Mortgage rates surged higher today, ultimately making it back to levels not seen since late October in some cases (depending on the lender).  Part of the reason rates were able to cover so much ground in a single day is that the recent range has been exceptionally narrow.  In fact, it wouldn't be too surprising to see the same interest rate quoted today and yesterday with the difference being higher closing costs for today's quote.  All that having been said, many borrowers will actually be looking at the next eighth of a percent (.125%) higher in rate.

Given that the tax bill passed the House today (actually, it looks like it may have to go for a revote tomorrow, due to a technicality), it's easy to assume the move in rates is related.  It's not.  The move in rates is it's own animal, having to do with the year-end trading environment in bond markets and other esoteric motivations not related to any headline events.  As unsatisfying as that may be, it's actually better than giving credit to the tax bill for serving as the inception of some new thrust toward even higher rates.  That doesn't mean such a thrust isn't on the horizon, but if it is, it's not a factor of anything that happened today.

 


Today's Most Prevalent Rates

  • 30YR FIXED - 4.0%-4.125%
  • FHA/VA - 3.75% 
  • 15 YEAR FIXED - 3.375%
  • 5 YEAR ARMS -  2.75 - 3.25% depending on the lender


Ongoing Lock/Float Considerations

  • 2017 had proven to be a relatively good year for mortgage rates despite widespread expectations for a stronger push higher after the presidential election in late 2016. 
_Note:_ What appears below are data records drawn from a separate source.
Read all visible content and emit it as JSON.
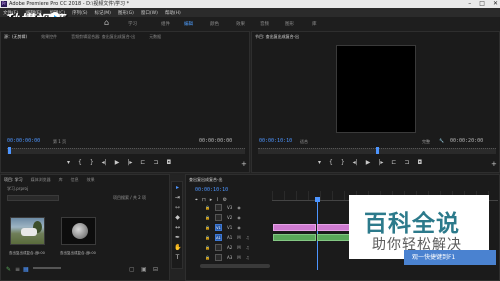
{
  "window": {
    "icon_text": "Pr",
    "title": "Adobe Premiere Pro CC 2018 - D:\\视频文件\\学习 *",
    "controls": [
      "–",
      "□",
      "✕"
    ]
  },
  "logo": {
    "text": "秒懂视频"
  },
  "menu": [
    "文件(F)",
    "编辑(E)",
    "剪辑(C)",
    "序列(S)",
    "标记(M)",
    "图形(G)",
    "窗口(W)",
    "帮助(H)"
  ],
  "workspaces": {
    "tabs": [
      "学习",
      "组件",
      "编辑",
      "颜色",
      "效果",
      "音频",
      "图形",
      "库"
    ],
    "active_index": 2
  },
  "source_monitor": {
    "tabs": [
      "源：(无剪辑)",
      "效果控件",
      "音频剪辑混合器: 查出复出成复合-出",
      "元数据"
    ],
    "timecode_left": "00:00:00:00",
    "page_label": "第 1 页",
    "timecode_right": "00:00:00:00"
  },
  "program_monitor": {
    "tab": "节目: 查出复出成复合-出",
    "timecode_left": "00:00:10:10",
    "fit_label": "适合",
    "quality_label": "完整",
    "timecode_right": "00:00:20:00"
  },
  "project": {
    "tabs": [
      "项目: 学习",
      "媒体浏览器",
      "库",
      "信息",
      "效果"
    ],
    "file": "学习.prproj",
    "search_label": "项目搜索 / 共 2 项",
    "items": [
      {
        "caption": "查出复出成复合-出",
        "duration": "5:00"
      },
      {
        "caption": "查出复出成复合-出",
        "duration": "5:00"
      }
    ]
  },
  "timeline": {
    "tab": "查出复出成复合-出",
    "timecode": "00:00:10:10",
    "tracks": [
      {
        "id": "V3",
        "kind": "video"
      },
      {
        "id": "V2",
        "kind": "video"
      },
      {
        "id": "V1",
        "kind": "video"
      },
      {
        "id": "A1",
        "kind": "audio"
      },
      {
        "id": "A2",
        "kind": "audio"
      },
      {
        "id": "A3",
        "kind": "audio"
      }
    ],
    "track_icons": [
      "lock-icon",
      "eye-icon",
      "mute-m-icon",
      "solo-s-icon",
      "mic-icon"
    ]
  },
  "watermark": {
    "title": "百科全说",
    "subtitle": "助你轻松解决",
    "banner": "观一快捷键到F1"
  },
  "colors": {
    "accent_blue": "#4d95ff",
    "clip_video": "#cf7bd1",
    "clip_audio": "#5aa85a",
    "watermark_teal": "#2c7a8b"
  }
}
  • While rates remain low in absolute terms, they've moved higher in a more threatening way heading into the 4th quarter, relative to the stability and improvement seen earlier in 2017

  • The default stance for now is that this trend toward higher rates has the potential to continue.  It will take more than a few great days here and there for that outlook to change.

  • For weeks, this bullet point had warned about recent stability inviting a bigger dose of volatility.  That volatility is now here.  As such, locking is generally the better choice until the volatility is clearly dying down.
  • Rates discussed refer to the most frequently-quoted, conforming, conventional 30yr fixed rate for top tier borrowers among average to well-priced lenders.  The rates generally assume little-to-no origination or discount except as noted when applicable.  Rates appearing on this page are "effective rates" that take day-to-day changes in upfront costs into consideration.